Methods: DNA extraction was performed from cultures of medically important fungi, including C.albicans (ATCC 90029), C.neoformans (ATCC 34875), A.fumigatus and Fusarium spp.. To model simple fungal community, the mixtures of fungal-specific DNA (C.albicans:C.neoformans:A.fumigatus:Fusarium spp.) were prepared at ratios of 1:1:1:1, 0.1:1:1:1, 0.01:1:1:1, 0.001: 1:1:1 respectively. To examine the abundance and diversity of fungal-specific in DNA mixtures, the quantitative SYBR PCR (qPCR) and terminal fragment length polymorphisms (TRFLP) were performed. For qPCR, DNA was amplified using species-specific primers and universal primers targeting fungal internal transcribed spacer (ITS) region, and the ratios of each fungi:total fungi were estimated. For TRFLP, DNA mixtures were amplified using the fluorescent-labeled forward-primer and the unlabeled reverse-primer targeting the ITS region. PCR products were digested with MspI or HaeIII endonuclease enzymes followed by fragment purification. DNA fragments were analysed using the Applied Biosystems 3130 series Genetic Analyzers. Fungal-specific peaks were estimated and TRFLP profiles were produced using the GeneMapper4.0.

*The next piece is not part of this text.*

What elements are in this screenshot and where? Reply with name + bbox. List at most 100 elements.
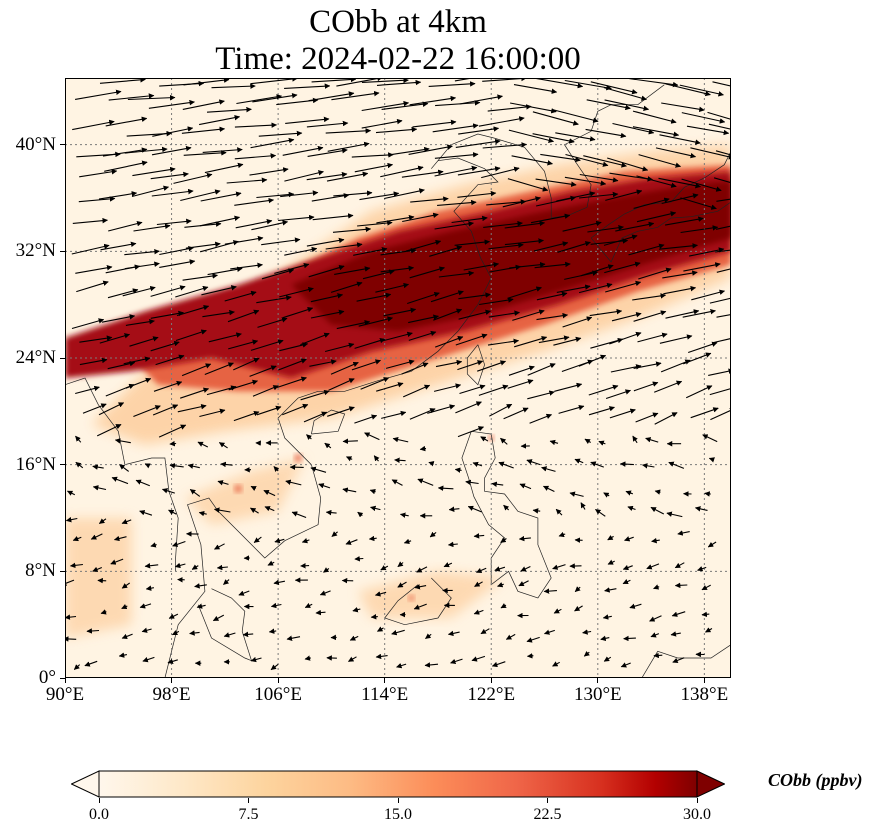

Results: The qPCR could detect 2-10 copies of targets whereas the detection by TRFLP method required at least 10-100 copies. Fungal detection by both qPCR and TRFLP method were highly specific to each fungus in all DNA mixtures and specific products were shown in DNA gels. Both MspI- or HaeIII-digestion provided specific fragments to each fungus in all DNA mixtures. In contrast to qPCR method, the abundance of species-specific TRF fragments in fungal community could not be accurately estimated.
Conclusions: TRFLP with MspI- or HaeIII-digestion may be used to determine the oral fungal community when the target copy number exceed 100. In addition to TRFLP, qPCR method is required for accurately estimate abundance of the fungi in the community.